Use version control

Introduction

Dataform uses Git to record changes and manage file versions. Each Dataform project has a Git repository.

By default, Dataform will use its own source file management. However, projects can be configured to work with GitHub by Migrating project to GitHub in settings.

Version control is a core concept and will impact how your data pipelines run. We strongly recommend understanding the following concepts before developing your datasets in dataform.

Working with branches

One of the main benefits of Git is that a developer can work in a branch, an isolated version of a file repository. From the development branch or you own branch, you can make changes, execute queries and publish datasets.

Once you are happy with the changes, you can commit the changes and push them to the Production branch.

The production branch is not directly editable and all schedules run from the production branch. That enables users to develop and test without affecting the project data pipelines nor affecting other users.

How to use

By default, you will land on the development branch and you (and others) can make edits here.

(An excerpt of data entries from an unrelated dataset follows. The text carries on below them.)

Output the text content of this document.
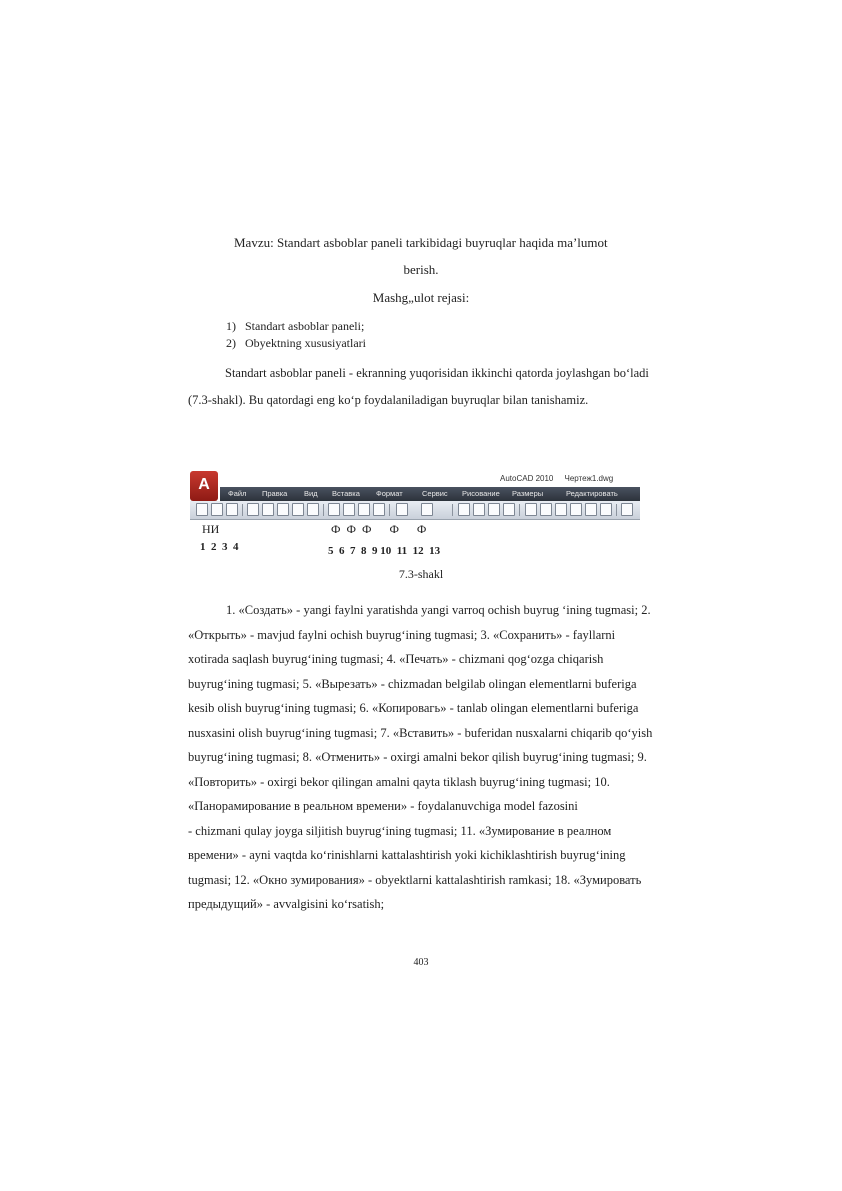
Mavzu: Standart asboblar paneli tarkibidagi buyruqlar haqida ma’lumot
berish.
Mashg„ulot rejasi:
1) Standart asboblar paneli;
2) Obyektning xususiyatlari
Standart asboblar paneli - ekranning yuqorisidan ikkinchi qatorda joylashgan bo‘ladi
(7.3-shakl). Bu qatordagi eng ko‘p foydalaniladigan buyruqlar bilan tanishamiz.
AutoCAD 2010 Чертеж1.dwg
A
Файл Правка Вид Вставка Формат	Сервис Рисование Размеры	Редактировать
НИ	Ф  Ф  Ф      Ф      Ф
1  2  3  4	5  6  7  8  9 10  11  12  13
7.3-shakl

1. «Создать» - yangi faylni yaratishda yangi varroq ochish buyrug ‘ining tugmasi; 2.

«Открыть» - mavjud faylni ochish buyrug‘ining tugmasi; 3. «Сохранить» - fayllarni

xotirada saqlash buyrug‘ining tugmasi; 4. «Печать» - chizmani qog‘ozga chiqarish

buyrug‘ining tugmasi; 5. «Вырезать» - chizmadan belgilab olingan elementlarni buferiga

kesib olish buyrug‘ining tugmasi; 6. «Копировагь» - tanlab olingan elementlarni buferiga

nusxasini olish buyrug‘ining tugmasi; 7. «Вставить» - buferidan nusxalarni chiqarib qo‘yish

buyrug‘ining tugmasi; 8. «Отменить» - oxirgi amalni bekor qilish buyrug‘ining tugmasi; 9.

«Повторить» - oxirgi bekor qilingan amalni qayta tiklash buyrug‘ining tugmasi; 10.

«Панорамирование в реальном времени» - foydalanuvchiga model fazosini

- chizmani qulay joyga siljitish buyrug‘ining tugmasi; 11. «Зумирование в реалном

времени» - ayni vaqtda ko‘rinishlarni kattalashtirish yoki kichiklashtirish buyrug‘ining

tugmasi; 12. «Окно зумирования» - obyektlarni kattalashtirish ramkasi; 18. «Зумировать

предыдущий» - avvalgisini ko‘rsatish;

403
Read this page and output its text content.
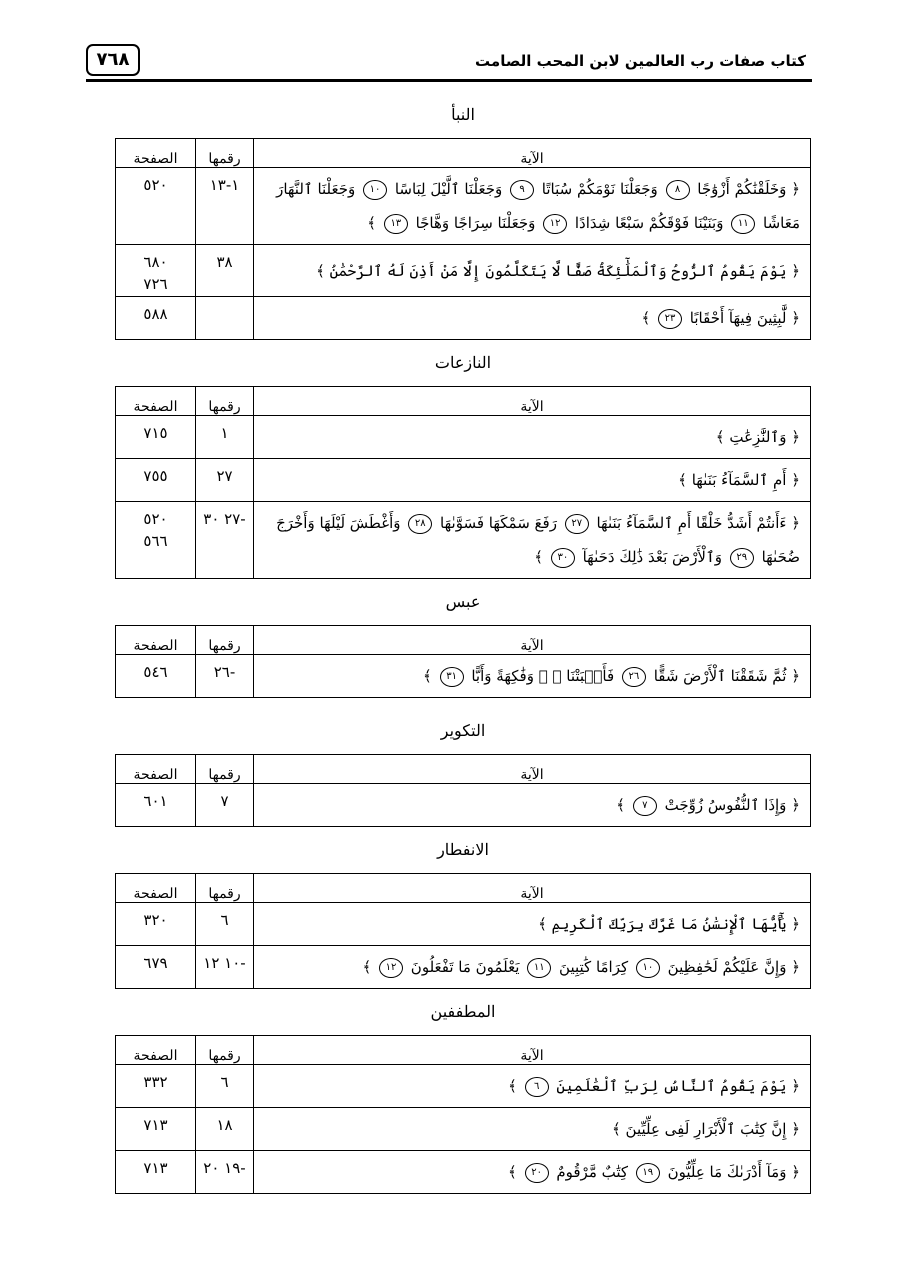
٧٦٨	كتاب صفات رب العالمين لابن المحب الصامت
النبأ
الآية	رقمها	الصفحة
﴿ وَخَلَقْنَٰكُمْ أَزْوَٰجًا ٨ وَجَعَلْنَا نَوْمَكُمْ سُبَاتًا ٩ وَجَعَلْنَا ٱلَّيْلَ لِبَاسًا ١٠ وَجَعَلْنَا ٱلنَّهَارَ مَعَاشًا ١١ وَبَنَيْنَا فَوْقَكُمْ سَبْعًا شِدَادًا ١٢ وَجَعَلْنَا سِرَاجًا وَهَّاجًا ١٣ ﴾	١-١٣	٥٢٠

﴿ يَوْمَ يَقُومُ ٱلرُّوحُ وَٱلْمَلَٰٓئِكَةُ صَفًّا لَّا يَتَكَلَّمُونَ إِلَّا مَنْ أَذِنَ لَهُ ٱلرَّحْمَٰنُ ﴾	٣٨	٦٨٠
٧٢٦

﴿ لَّٰبِثِينَ فِيهَآ أَحْقَابًا ٢٣ ﴾		٥٨٨
النازعات
الآية	رقمها	الصفحة
﴿ وَٱلنَّٰزِعَٰتِ ﴾	١	٧١٥

﴿ أَمِ ٱلسَّمَآءُ بَنَىٰهَا ﴾	٢٧	٧٥٥

﴿ ءَأَنتُمْ أَشَدُّ خَلْقًا أَمِ ٱلسَّمَآءُ بَنَىٰهَا ٢٧ رَفَعَ سَمْكَهَا فَسَوَّىٰهَا ٢٨ وَأَغْطَشَ لَيْلَهَا وَأَخْرَجَ ضُحَىٰهَا ٢٩ وَٱلْأَرْضَ بَعْدَ ذَٰلِكَ دَحَىٰهَآ ٣٠ ﴾	-٢٧ ٣٠	٥٢٠
٥٦٦
عبس
الآية	رقمها	الصفحة
﴿ ثُمَّ شَقَقْنَا ٱلْأَرْضَ شَقًّا ٢٦ فَأَنۢبَتْنَا ﴾ ﴿ وَفَٰكِهَةً وَأَبًّا ٣١ ﴾	-٢٦	٥٤٦
التكوير
الآية	رقمها	الصفحة
﴿ وَإِذَا ٱلنُّفُوسُ زُوِّجَتْ ٧ ﴾	٧	٦٠١
الانفطار
الآية	رقمها	الصفحة
﴿ يَٰٓأَيُّهَا ٱلْإِنسَٰنُ مَا غَرَّكَ بِرَبِّكَ ٱلْكَرِيمِ ﴾	٦	٣٢٠

﴿ وَإِنَّ عَلَيْكُمْ لَحَٰفِظِينَ ١٠ كِرَامًا كَٰتِبِينَ ١١ يَعْلَمُونَ مَا تَفْعَلُونَ ١٢ ﴾	-١٠ ١٢	٦٧٩
المطففين
الآية	رقمها	الصفحة
﴿ يَوْمَ يَقُومُ ٱلنَّاسُ لِرَبِّ ٱلْعَٰلَمِينَ ٦ ﴾	٦	٣٣٢

﴿ إِنَّ كِتَٰبَ ٱلْأَبْرَارِ لَفِى عِلِّيِّينَ ﴾	١٨	٧١٣

﴿ وَمَآ أَدْرَىٰكَ مَا عِلِّيُّونَ ١٩ كِتَٰبٌ مَّرْقُومٌ ٢٠ ﴾	-١٩ ٢٠	٧١٣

After making changes to files, you can commit/checkpoint the changes:

Then when you are happy with you changes and tested everything worked, push the changes back to production.

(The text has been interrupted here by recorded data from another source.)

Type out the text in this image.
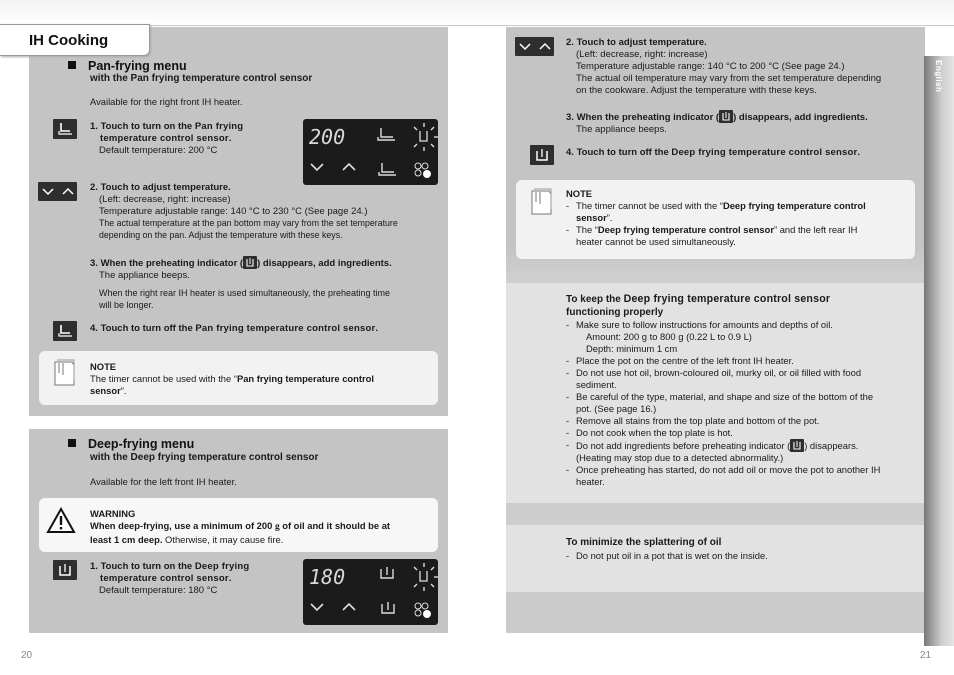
IH Cooking
Pan-frying menu
with the Pan frying temperature control sensor
Available for the right front IH heater.
1. Touch to turn on the Pan frying
temperature control sensor.
Default temperature: 200 °C
200
2. Touch to adjust temperature.
(Left: decrease, right: increase)
Temperature adjustable range: 140 °C to 230 °C (See page 24.)
The actual temperature at the pan bottom may vary from the set temperature
depending on the pan. Adjust the temperature with these keys.
3. When the preheating indicator ( ) disappears, add ingredients.
The appliance beeps.

When the right rear IH heater is used simultaneously, the preheating time
will be longer.
4. Touch to turn off the Pan frying temperature control sensor.
NOTE
The timer cannot be used with the “Pan frying temperature control
sensor”.
Deep-frying menu
with the Deep frying temperature control sensor
Available for the left front IH heater.
WARNING
When deep-frying, use a minimum of 200 g of oil and it should be at
least 1 cm deep. Otherwise, it may cause fire.
1. Touch to turn on the Deep frying
temperature control sensor.
Default temperature: 180 °C
180
20
English
2. Touch to adjust temperature.
(Left: decrease, right: increase)
Temperature adjustable range: 140 °C to 200 °C (See page 24.)
The actual oil temperature may vary from the set temperature depending
on the cookware. Adjust the temperature with these keys.
3. When the preheating indicator ( ) disappears, add ingredients.
The appliance beeps.
4. Touch to turn off the Deep frying temperature control sensor.
NOTE
- The timer cannot be used with the “Deep frying temperature control
sensor”.
- The “Deep frying temperature control sensor” and the left rear IH
heater cannot be used simultaneously.
To keep the Deep frying temperature control sensor
functioning properly
- Make sure to follow instructions for amounts and depths of oil.
Amount: 200 g to 800 g (0.22 L to 0.9 L)
Depth: minimum 1 cm
- Place the pot on the centre of the left front IH heater.
- Do not use hot oil, brown-coloured oil, murky oil, or oil filled with food
sediment.
- Be careful of the type, material, and shape and size of the bottom of the
pot. (See page 16.)
- Remove all stains from the top plate and bottom of the pot.
- Do not cook when the top plate is hot.
- Do not add ingredients before preheating indicator ( ) disappears.
(Heating may stop due to a detected abnormality.)
- Once preheating has started, do not add oil or move the pot to another IH
heater.
To minimize the splattering of oil
- Do not put oil in a pot that is wet on the inside.
21
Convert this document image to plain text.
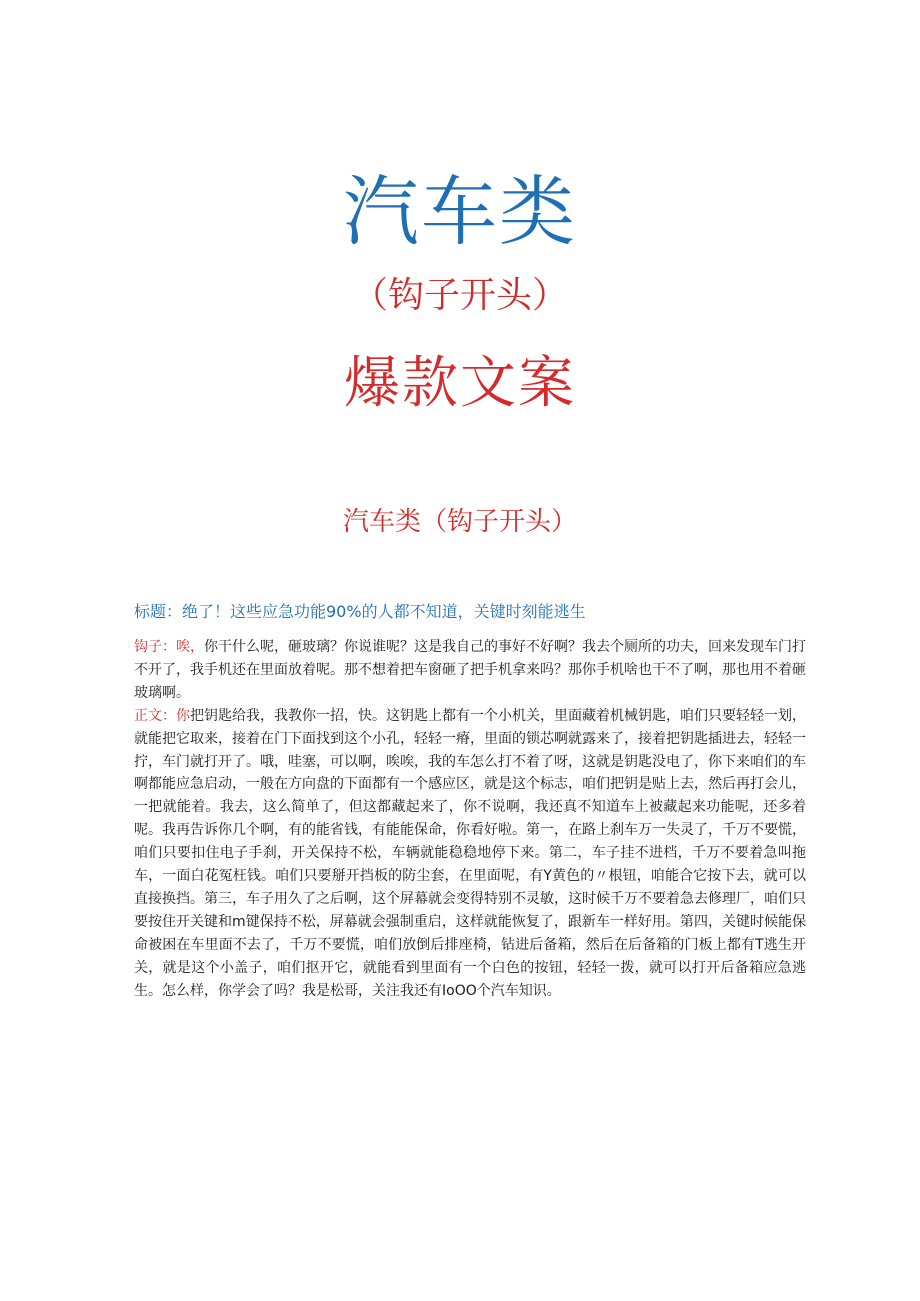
汽车类
（钩子开头）
爆款文案
汽车类（钩子开头）
标题：绝了！这些应急功能90%的人都不知道，关键时刻能逃生

钩子：唉，你干什么呢，砸玻璃？你说谁呢？这是我自己的事好不好啊？我去个厕所的功夫，回来发现车门打不开了，我手机还在里面放着呢。那不想着把车窗砸了把手机拿来吗？那你手机啥也干不了啊，那也用不着砸玻璃啊。

正文：你把钥匙给我，我教你一招，快。这钥匙上都有一个小机关，里面藏着机械钥匙，咱们只要轻轻一划，就能把它取来，接着在门下面找到这个小孔，轻轻一瘠，里面的锁芯啊就露来了，接着把钥匙插进去，轻轻一拧，车门就打开了。哦，哇塞，可以啊，唉唉，我的车怎么打不着了呀，这就是钥匙没电了，你下来咱们的车啊都能应急启动，一般在方向盘的下面都有一个感应区，就是这个标志，咱们把钥是贴上去，然后再打会儿，一把就能着。我去，这么简单了，但这都藏起来了，你不说啊，我还真不知道车上被藏起来功能呢，还多着呢。我再告诉你几个啊，有的能省钱，有能能保命，你看好啦。第一，在路上刹车万一失灵了，千万不要慌，咱们只要扣住电子手刹，开关保持不松，车辆就能稳稳地停下来。第二，车子挂不进档，千万不要着急叫拖车，一面白花冤枉钱。咱们只要掰开挡板的防尘套，在里面呢，有Y黄色的〃根钮，咱能合它按下去，就可以直接换挡。第三，车子用久了之后啊，这个屏幕就会变得特别不灵敏，这时候千万不要着急去修理厂，咱们只要按住开关键和m键保持不松，屏幕就会强制重启，这样就能恢复了，跟新车一样好用。第四，关键时候能保命被困在车里面不去了，千万不要慌，咱们放倒后排座椅，钻进后备箱，然后在后备箱的门板上都有T逃生开关，就是这个小盖子，咱们抠开它，就能看到里面有一个白色的按钮，轻轻一拨，就可以打开后备箱应急逃生。怎么样，你学会了吗？我是松哥，关注我还有IoOO个汽车知识。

We recommend that if you have multiple team members working on a project at the same time, you try and work in separate branches, such as a branch called your_name

Dealing with merges

If another user has pushed changes to production while you are making edits in another branch, you will need to pull those changes first

After pulling, there may be conflicting edits that you will have to resolve. These will be shown in the files list. Once you are happy, you can commit and push your changes back to production again.